Path #3 Cross-Cultural Awareness
Learning About and From Others

Is everyone else weird and Americans normal, or vice versa? We grapple with this question by looking at an array of cultural differences that people exhibit in the United States and across the world. As engaged travelers our interactions with different people increase, and, it becomes more vital that we learn more about how and why others have different perspectives and hold diverse values.

To get a better understanding of cross-cultural differences and similarities, Dr. Ames has organized cross-cultural awareness into six groupings:

Cross-Cultural Awareness at a Glance

1.  Understanding American Culture is instrumental in understanding others. For those of you who are not American, it is a good review of a very influential player on the world scene.

2.  Cultural Expressions: A Cross-Cultural Awareness Organizer has been created for the purposes of improving cultural comparison and facilitating cross-cultural communication by organizing cultural characteristics into clearly defined categories. Created by Dr. Ames, the organizer draws upon the work of noted cultural specialists as well as the author’s contributions. It arranges several important etic categories of cultural expressions that different cultures around the world exhibit. Researchers have compiled these etic categories of cultural expressions over the years. All humans communicate, for example, but some cultures may use a direct-style of communication while others may communicate in a more circular fashion. Some cultures value individualism, while others focus on the collective. Thus, the expressions of the etic categories represent cultural diversity. This is a useful and fun organizer perfect for the traveler to use.

3.  Phases of Cultural Awareness is an adaption of Milton Bennett’s Developmental Model of Intercultural Sensitivity (DMIS) that differentiates various stages or phases of cultural awareness that include denial, defense, minimization, acceptance, adaptation, and integration.

4.  Clashing Worldviews. This section highlights the economic, social, religious, political, psychological, and environmental differences between modern and indigenous. The information in this section may be useful to you as you sort out the various worldviews and cultural differences during your travels.

5.  Differences between Western and Modern is another cultural distinction important for travelers to understand. The terms Western and modern are often confusing, have imprecise meanings, and are used interchangeably but are very different. Western ideas come from the Western European traditions of political liberalism, capitalism, individualism, and separation of church and state. Modern means new and up to date.

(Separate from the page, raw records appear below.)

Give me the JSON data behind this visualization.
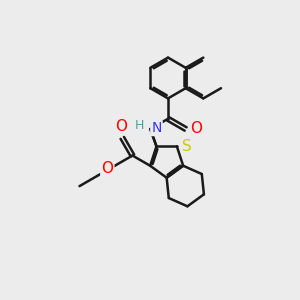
{
  "bg_color": "#ececec",
  "bond_color": "#1a1a1a",
  "bond_width": 1.8,
  "atom_colors": {
    "O": "#ff0000",
    "N": "#3333ff",
    "S": "#cccc00",
    "H_N": "#5a9a9a",
    "C": "#1a1a1a"
  },
  "font_size": 10,
  "bl": 0.68
}
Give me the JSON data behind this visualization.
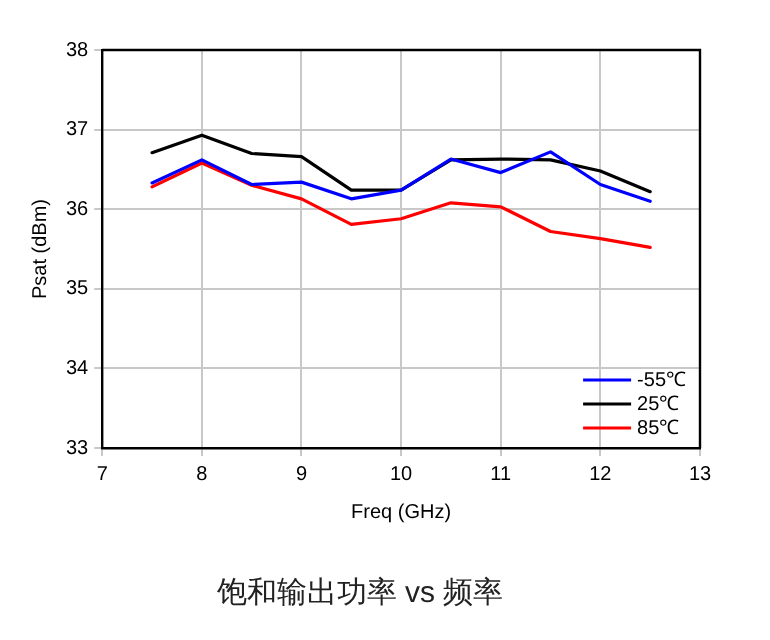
{
  "chart_data": {
    "type": "line",
    "title": "饱和输出功率 vs 频率",
    "xlabel": "Freq (GHz)",
    "ylabel": "Psat (dBm)",
    "x": [
      7.5,
      8,
      8.5,
      9,
      9.5,
      10,
      10.5,
      11,
      11.5,
      12,
      12.5
    ],
    "series": [
      {
        "name": "-55℃",
        "color": "#0000ff",
        "values": [
          36.33,
          36.62,
          36.31,
          36.34,
          36.13,
          36.24,
          36.63,
          36.46,
          36.72,
          36.31,
          36.1
        ]
      },
      {
        "name": "25℃",
        "color": "#000000",
        "values": [
          36.71,
          36.93,
          36.7,
          36.66,
          36.24,
          36.24,
          36.62,
          36.63,
          36.62,
          36.48,
          36.22
        ]
      },
      {
        "name": "85℃",
        "color": "#ff0000",
        "values": [
          36.28,
          36.58,
          36.3,
          36.13,
          35.81,
          35.88,
          36.08,
          36.03,
          35.72,
          35.63,
          35.52
        ]
      }
    ],
    "xlim": [
      7,
      13
    ],
    "xticks": [
      7,
      8,
      9,
      10,
      11,
      12,
      13
    ],
    "ylim": [
      33,
      38
    ],
    "yticks": [
      33,
      34,
      35,
      36,
      37,
      38
    ],
    "grid": true,
    "legend": "bottom right",
    "marker": "none",
    "line_style": "solid"
  }
}
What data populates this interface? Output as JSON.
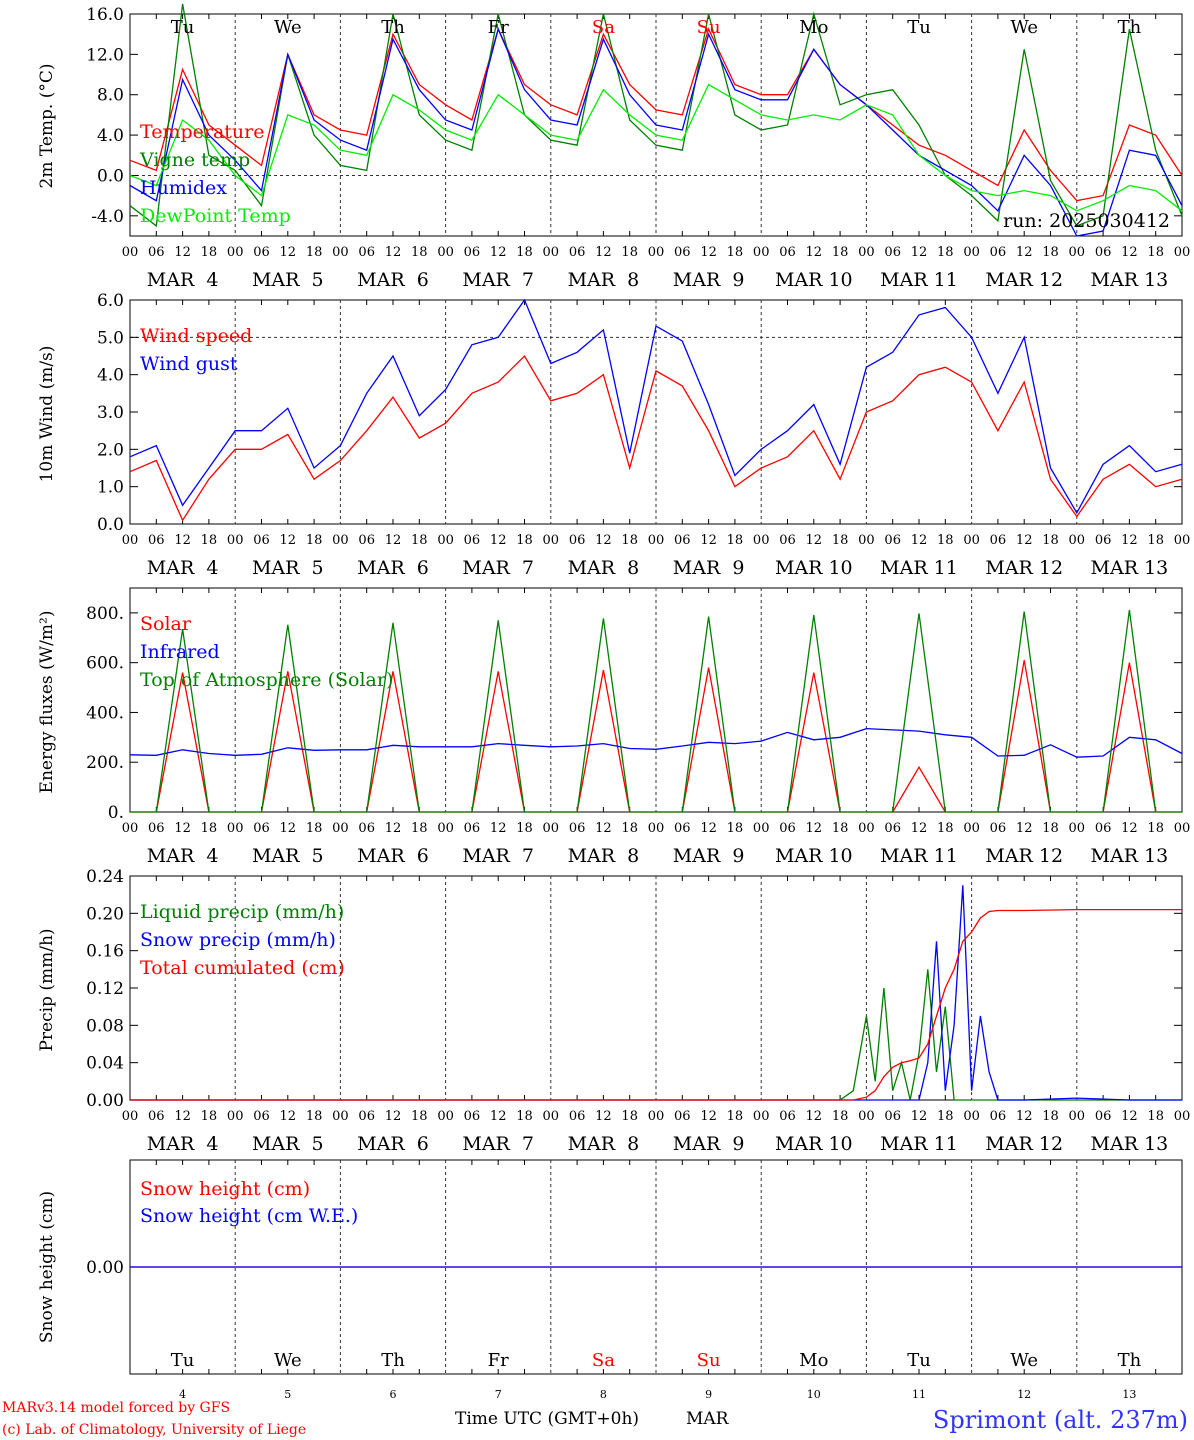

6. Weirdness in the West. Research in psychology is conducted on a very small subset of the human population: people from cultures who are Western, educated, industrialized (individualistic), rich (by world standards), and democratic—in other words, WEIRD. These people are the least representative group of people to study if you want to generalize about human nature. Americans are more extreme outliers than Europeans, and within the US, the well-educated, upper middle class is the most extreme of all. In other words, if you are reading this book, you are probably WEIRD.

Turkish lunch workers, Istanbul, photo Denise Ames

China, clashing modern and traditional, photo Denise Ames

The first big questions is, “what is culture?” There are 164 definitions of culture, so it is hard to pick just one. However, Dr. Ames prefers a concise definition by Geert Hofstede, “Culture is a collective programming of the mind that distinguishes the member of one group or category of people from others. Culture is learned, not innate. It derives from one’s social environment rather than from one’s genes.” Dr. Ames hopes travelers will understand cultural differences as they make their way through different countries and regions, cultural differences with their own country and between countries visited.

Dr. Ames encourages all of us to stretch our views and intellectual skills beyond our own personal identity, worldview, and culture to understand and appreciate people different from us, without, necessarily, changing our own worldview. She suggests that we metaphorically dive below the surface of cultural differences, to uncover the hidden, underlying commonalities that all humans share but are expressed differently according to culture, geography, and history. By exploring real life stories and cross-cultural research, we will be better able to highlight cultural similarities and differences.